Ofenrot glüht oben die Fassade des Hotels Great Northern, beheizt von der untergehenden Sonne. Zugleich geht sie unten schon wieder auf: Vorm Eingang dieses Art-déco-Gebäudes klampft und säuselt ein George-Harrison-Double entrückt „Here Comes the Sun“. Es ist eine Art Intro für den heraufdämmernden Abend in Byron Bay: Oben in der Loggia des Great Northern rekeln sich gut gebräunte Twenty-somethings mit Drinks auf der Balustrade in den letzten Sonnenstrahlen, während sich unten die Tische der Pubs und Cafés am Straßenrand füllen.
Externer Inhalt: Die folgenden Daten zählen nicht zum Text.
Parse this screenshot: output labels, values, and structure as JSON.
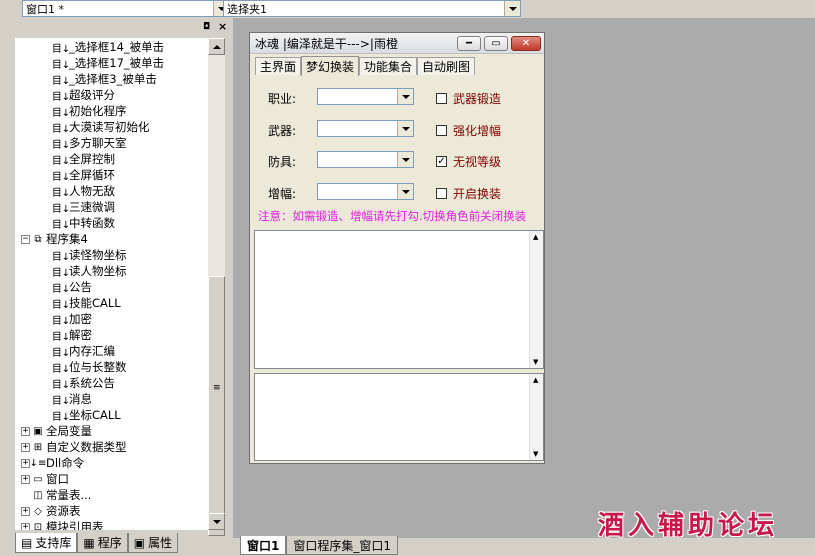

Direkt davor, am Bordstein, genießt so mancher Backpacker seinen Dauerplatz in der ersten Reihe, lässt die Beine aus der Schiebetür seines zum Campmobil umgebauten Ford Transit baumeln und zischt ein Dosenbier.
Alle paar Meter parkt so eine rollende, rostige Einzimmerwohnung, oft hippie-plüschig dekoriert mit rosa Troddeldecken und Duftkerzen. Kleine Stöber-Shops in geduckten Ladenzeilen heißen „Barefoot Boulevard“ oder „Endless Summer“, bieten Muschelketten und Surfboards, abgebeizte Vintage-Kommoden und glutenfreie Kekse.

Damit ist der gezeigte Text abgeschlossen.